Rachel Carson compiled 'Silent Spring' as one would a lawyer's brief, with no fewer than 55 pages of notes and a list of experts who had read and approved the manuscript. Many eminent scientists rose to her defense, and when President John F. Kennedy ordered the President's Science Advisory Committee to examine the issues the book raised, its report thoroughly vindicated both 'Silent Spring' and its author.

The Impact Of Books Like Silent Spring

How a woman took on the chemical industry and raised important questions on the impact of human action on nature. Books have been the most powerful influencer of social change in American life. Thomas Paine's Common Sense galvanized radical sentiment in the early days of the Revolution; Uncle Tom's Cabin by Harriet Beecher Stowe roused the North's antipathy to slavery in the decade leading up to the Civil War.

Rachel Carson's Silent Spring exposed the hazards of the pesticide DDT, eloquently questioned humanity's faith in technological progress and helped set the stage for the environmental movement. Rachel Carson held an ecological view of nature. DDT, the most powerful pesticide the world had ever known, exposed nature's vulnerability. Unlike most pesticides, whose effectiveness is limited to destroying one or two types of insects, DDT was capable of killing hundreds of different kinds at once.

Rachel Carson's books Under the Sea Wind, The Sea Around Us, and The Edge of the Sea were hymns to the interconnectedness of nature and all living things.

The Deep Ecology philosophy emphasizes the interdependent value of human and non-human life and the importance of the ecosystem. Silent Spring affected events abroad and prepared the way for the rise of environmental and Green movements worldwide.

Global climate change and the harmful genetically modified organisms are now the focus of environmental movements. 'Silent Spring' asks humankind to wake up and save nature because it may already be too late. The title 'Silent Spring' comes from an imaginary community in which there was a strange silence.

Silent Spring met with very fierce opposition by chemical companies. 'Silent Spring' had a message for those who cared about environment. Cornell University provides an overview of Sociology of Environment and hyperlinks to resources on the Web.

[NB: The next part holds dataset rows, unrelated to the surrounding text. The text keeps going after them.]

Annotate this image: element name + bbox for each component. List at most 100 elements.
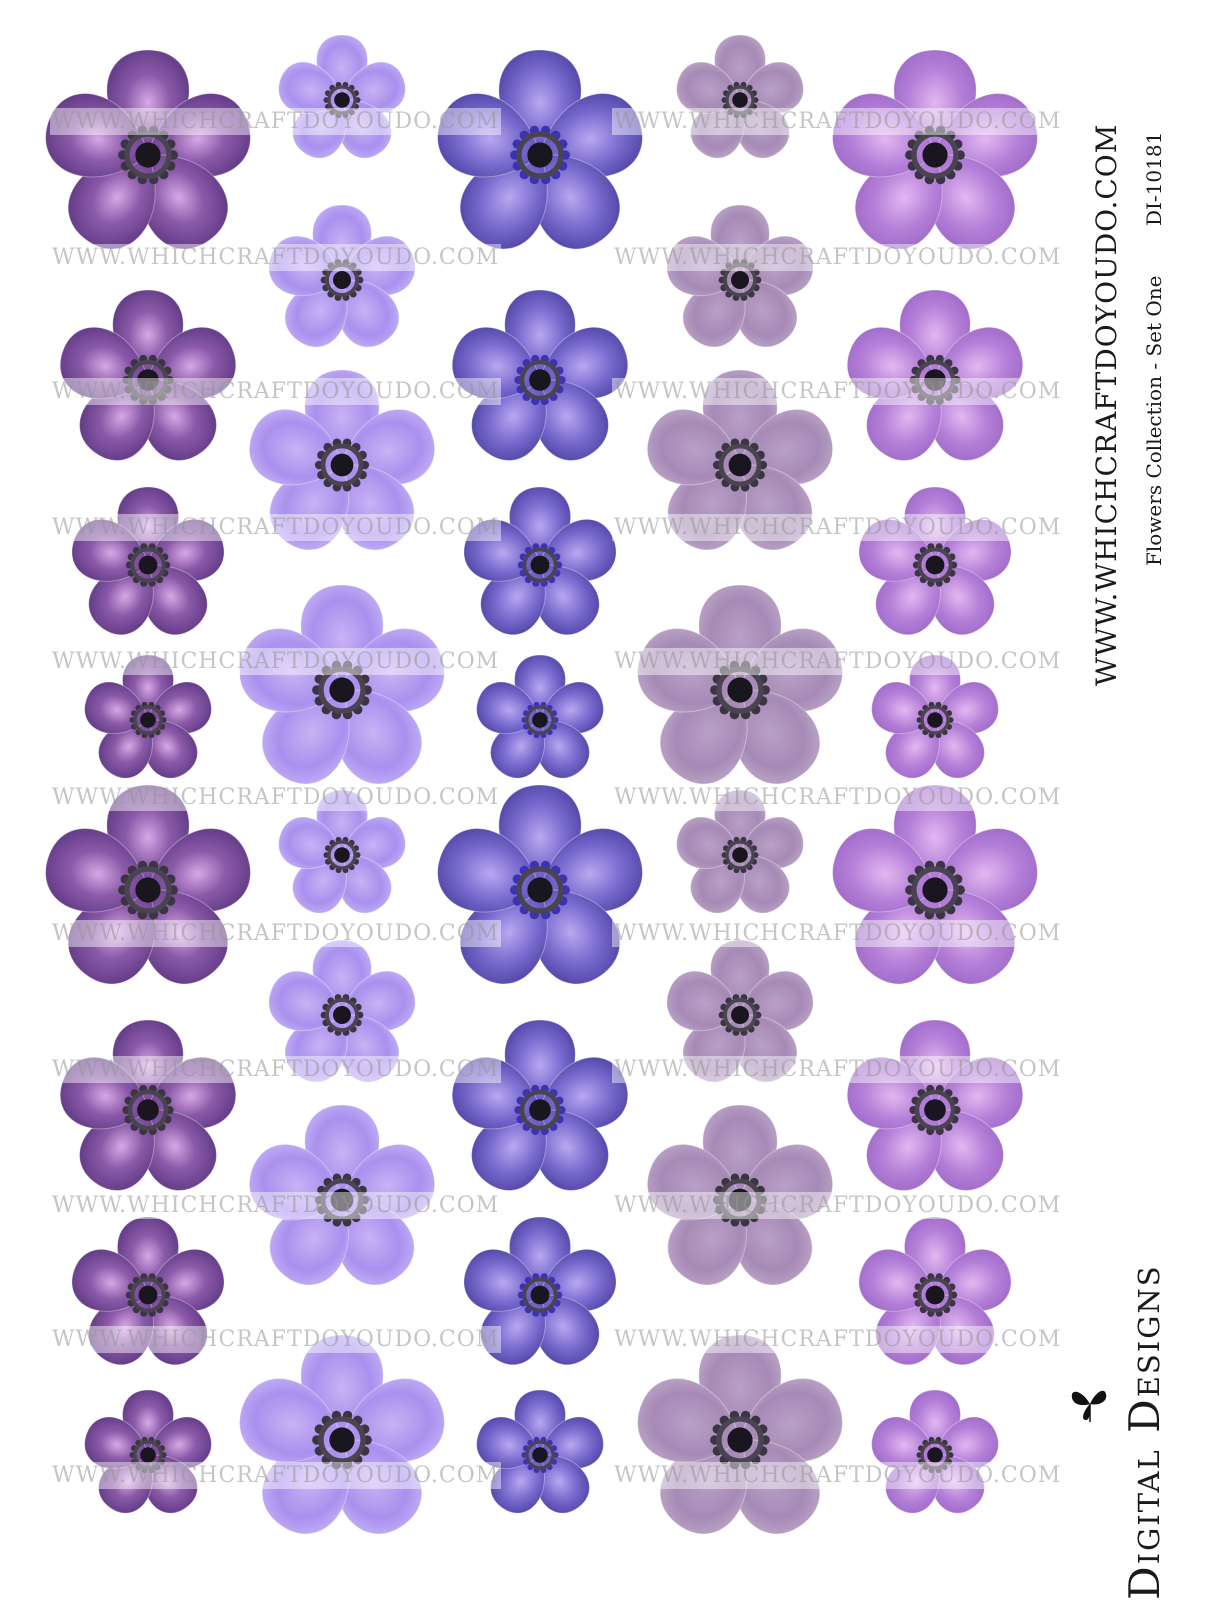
flower-center: [924, 369, 946, 391]
stamen-ring: [716, 666, 764, 714]
flower-center: [135, 877, 161, 903]
flower: [249, 1104, 435, 1286]
flower-center: [530, 555, 550, 575]
flower: [846, 1019, 1024, 1191]
flower-center: [329, 677, 355, 703]
flower-center: [728, 1188, 752, 1212]
side-website-url: WWW.WHICHCRAFTDOYOUDO.COM: [1090, 123, 1123, 686]
flower: [437, 49, 643, 250]
stamen-ring: [725, 85, 755, 115]
flower-center: [529, 369, 551, 391]
brand-name: Digital Designs: [1120, 1264, 1169, 1600]
flower: [71, 1216, 225, 1366]
flower-center: [138, 555, 158, 575]
flower-center: [334, 847, 350, 863]
stamen-ring: [130, 547, 166, 583]
flower-center: [727, 677, 753, 703]
stamen-ring: [723, 998, 757, 1032]
stamen-ring: [320, 443, 364, 487]
stamen-ring: [127, 1089, 169, 1131]
flower: [666, 939, 814, 1083]
stamen-ring: [911, 131, 959, 179]
stamen-ring: [516, 866, 564, 914]
flower: [637, 1334, 843, 1535]
flower: [463, 1216, 617, 1366]
flower-center: [333, 271, 351, 289]
product-code: DI-10181: [1142, 131, 1166, 226]
stamen-ring: [920, 1440, 950, 1470]
flower-center: [532, 1447, 548, 1463]
stamen-ring: [725, 840, 755, 870]
flower-center: [924, 1099, 946, 1121]
flower-center: [330, 1188, 354, 1212]
side-caption: WWW.WHICHCRAFTDOYOUDO.COM Flowers Collec…: [1090, 66, 1166, 686]
stamen-ring: [522, 547, 558, 583]
flower: [239, 1334, 445, 1535]
stamen-ring: [917, 1277, 953, 1313]
stamen-ring: [718, 1178, 762, 1222]
flower-center: [532, 712, 548, 728]
stamen-ring: [917, 547, 953, 583]
flower: [278, 34, 406, 159]
flower-center: [529, 1099, 551, 1121]
flower: [268, 204, 416, 348]
flower-center: [731, 271, 749, 289]
flower: [832, 784, 1038, 985]
stamen-ring: [325, 263, 359, 297]
stamen-ring: [133, 705, 163, 735]
flower: [647, 1104, 833, 1286]
stamen-ring: [525, 1440, 555, 1470]
flower: [832, 49, 1038, 250]
stamen-ring: [327, 85, 357, 115]
flower-center: [527, 142, 553, 168]
flower-center: [922, 877, 948, 903]
stamen-ring: [124, 131, 172, 179]
brand-block: Digital Designs: [1060, 1130, 1200, 1600]
stamen-ring: [522, 1277, 558, 1313]
flower-center: [927, 712, 943, 728]
flower-center: [922, 142, 948, 168]
stamen-ring: [133, 1440, 163, 1470]
stamen-ring: [718, 443, 762, 487]
flower-center: [527, 877, 553, 903]
flower: [451, 289, 629, 461]
stamen-ring: [127, 359, 169, 401]
flower: [666, 204, 814, 348]
flower-center: [925, 1285, 945, 1305]
stamen-ring: [519, 1089, 561, 1131]
flower-center: [732, 92, 748, 108]
flower: [463, 486, 617, 636]
flower: [476, 654, 604, 779]
flower: [278, 789, 406, 914]
flower: [437, 784, 643, 985]
stamen-ring: [920, 705, 950, 735]
flower-center: [137, 369, 159, 391]
flower: [676, 34, 804, 159]
stamen-ring: [318, 666, 366, 714]
flower-center: [334, 92, 350, 108]
stamen-ring: [914, 1089, 956, 1131]
flower-center: [330, 453, 354, 477]
stamen-ring: [124, 866, 172, 914]
flower-center: [140, 712, 156, 728]
flower-center: [140, 1447, 156, 1463]
flower: [268, 939, 416, 1083]
stamen-ring: [723, 263, 757, 297]
flower: [846, 289, 1024, 461]
flower-center: [925, 555, 945, 575]
flower: [451, 1019, 629, 1191]
flower: [858, 486, 1012, 636]
flower-center: [732, 847, 748, 863]
stamen-ring: [325, 998, 359, 1032]
flower: [871, 654, 999, 779]
stamen-ring: [911, 866, 959, 914]
stamen-ring: [130, 1277, 166, 1313]
flower: [59, 1019, 237, 1191]
flower: [637, 584, 843, 785]
flower-center: [138, 1285, 158, 1305]
flower: [45, 49, 251, 250]
flower: [239, 584, 445, 785]
flower: [476, 1389, 604, 1514]
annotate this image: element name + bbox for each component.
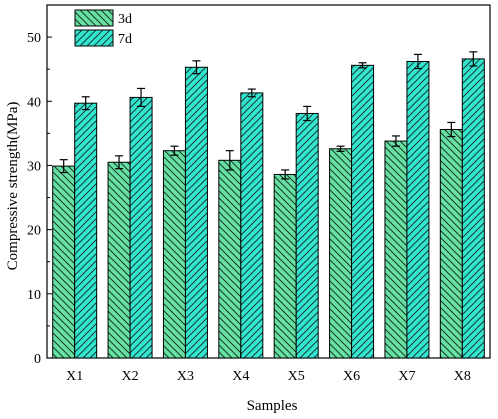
error-bar-7d-x2 — [137, 87, 146, 108]
y-axis-title: Compressive strength(MPa) — [5, 102, 21, 271]
error-bar-3d-x4 — [225, 150, 234, 171]
error-bar-3d-x6 — [336, 145, 345, 152]
bar-3d-x7 — [384, 140, 408, 359]
x-tick-label-x5: X5 — [288, 369, 305, 384]
error-bar-7d-x1 — [81, 96, 90, 111]
error-bar-7d-x8 — [469, 51, 478, 67]
error-bar-7d-x4 — [247, 88, 256, 98]
bar-3d-x6 — [329, 148, 353, 359]
bar-7d-x8 — [461, 58, 485, 359]
bars-group — [52, 58, 485, 359]
legend-label-3d: 3d — [118, 12, 132, 27]
legend-label-7d: 7d — [118, 32, 132, 47]
error-bar-7d-x3 — [192, 60, 201, 75]
y-tick-label-50: 50 — [27, 31, 41, 46]
bar-3d-x5 — [273, 173, 297, 359]
bar-3d-x8 — [439, 129, 463, 359]
x-tick-label-x2: X2 — [122, 369, 139, 384]
error-bar-3d-x3 — [170, 145, 179, 156]
error-bar-3d-x2 — [115, 155, 124, 170]
bar-3d-x2 — [107, 161, 131, 359]
y-tick-label-40: 40 — [27, 95, 41, 110]
x-tick-label-x3: X3 — [177, 369, 194, 384]
x-tick-label-x4: X4 — [232, 369, 249, 384]
bar-7d-x3 — [184, 66, 208, 359]
error-bars-group — [59, 51, 478, 180]
x-axis-title: Samples — [247, 398, 298, 414]
error-bar-7d-x5 — [303, 105, 312, 122]
error-bar-7d-x7 — [413, 53, 422, 70]
bar-7d-x6 — [351, 64, 375, 359]
error-bar-3d-x1 — [59, 159, 68, 174]
bar-3d-x1 — [52, 165, 76, 359]
bar-7d-x2 — [129, 96, 153, 359]
error-bar-7d-x6 — [358, 62, 367, 69]
bar-7d-x7 — [406, 60, 430, 359]
x-tick-label-x8: X8 — [454, 369, 471, 384]
plot-border — [46, 4, 491, 359]
bar-7d-x5 — [295, 112, 319, 359]
legend-item-7d: 7d — [74, 29, 132, 47]
y-tick-label-10: 10 — [27, 288, 41, 303]
bar-7d-x1 — [74, 102, 98, 359]
legend-swatch-7d — [74, 29, 114, 47]
y-axis: 0 10 20 30 40 50 — [27, 31, 52, 367]
x-axis: X1 X2 X3 X4 X5 X6 X7 X8 — [66, 353, 471, 384]
error-bar-3d-x7 — [391, 135, 400, 147]
plot-frame — [46, 4, 491, 359]
legend-item-3d: 3d — [74, 9, 132, 27]
error-bar-3d-x8 — [447, 121, 456, 138]
bar-3d-x3 — [162, 150, 186, 359]
y-tick-label-30: 30 — [27, 159, 41, 174]
y-tick-label-20: 20 — [27, 224, 41, 239]
legend-swatch-3d — [74, 9, 114, 27]
y-tick-label-0: 0 — [34, 352, 41, 367]
x-tick-label-x1: X1 — [66, 369, 83, 384]
bar-7d-x4 — [240, 92, 264, 359]
x-tick-label-x7: X7 — [398, 369, 415, 384]
x-tick-label-x6: X6 — [343, 369, 360, 384]
error-bar-3d-x5 — [281, 169, 290, 180]
bar-3d-x4 — [218, 159, 242, 359]
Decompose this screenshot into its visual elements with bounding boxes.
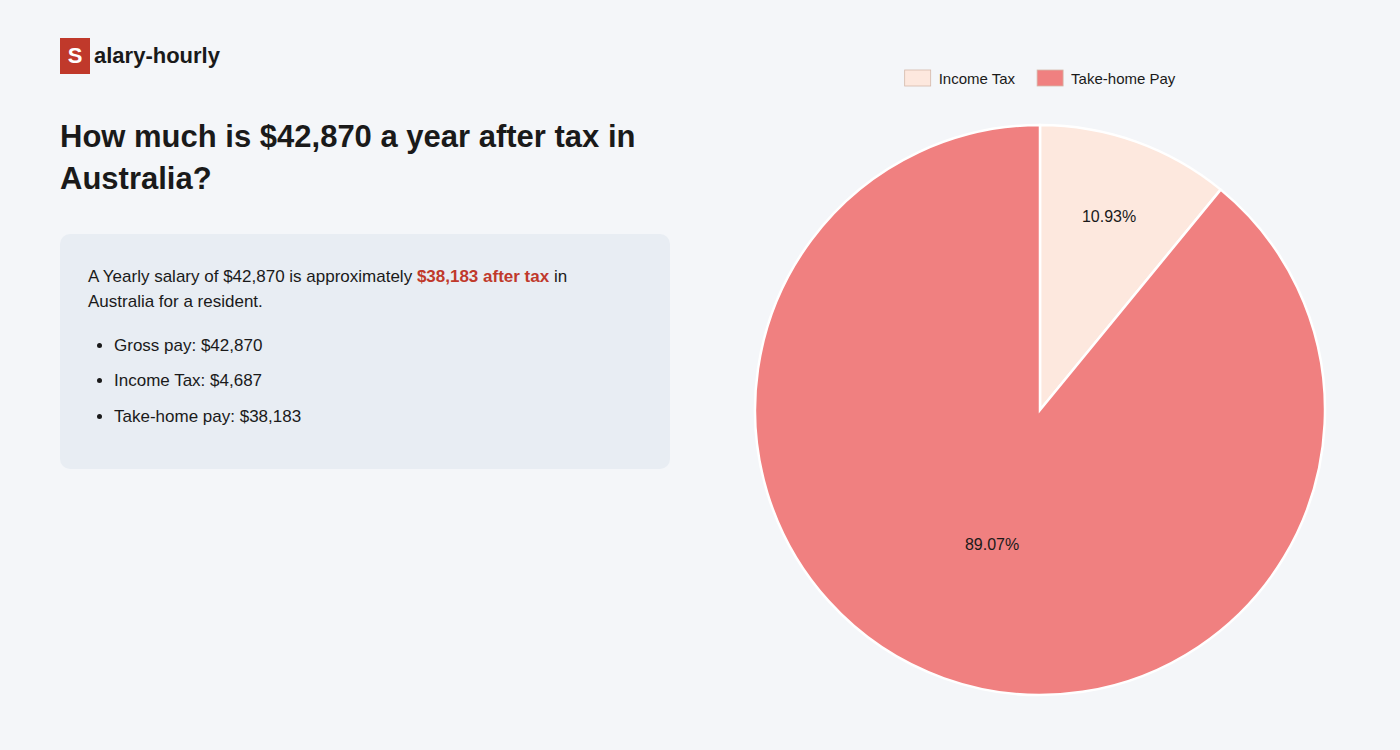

Walter Sullivan was only the first of many to compare Silent Spring to Harriet Beecher Stowe’s novel Uncle Tom’s Cabin, the most controversial American book of the nineteenth century. Silent Spring inspired immediate outrage and opposition.

Mornings once throbbed with the dawn chorus of robins, catbirds, doves, and scores of other bird voices, but now there was no sound. There is only silence over the fields and woods and marsh. Silent spring argues that uncontrolled and unexamined pesticide use harms and kills.

Silent spring documents the detrimental effects of pesticides on the environment. Silent spring gives a call to look at how the use of chemicals can cause damage and impact the world around us and demonstrates the fragility of the biodiversity on the planet.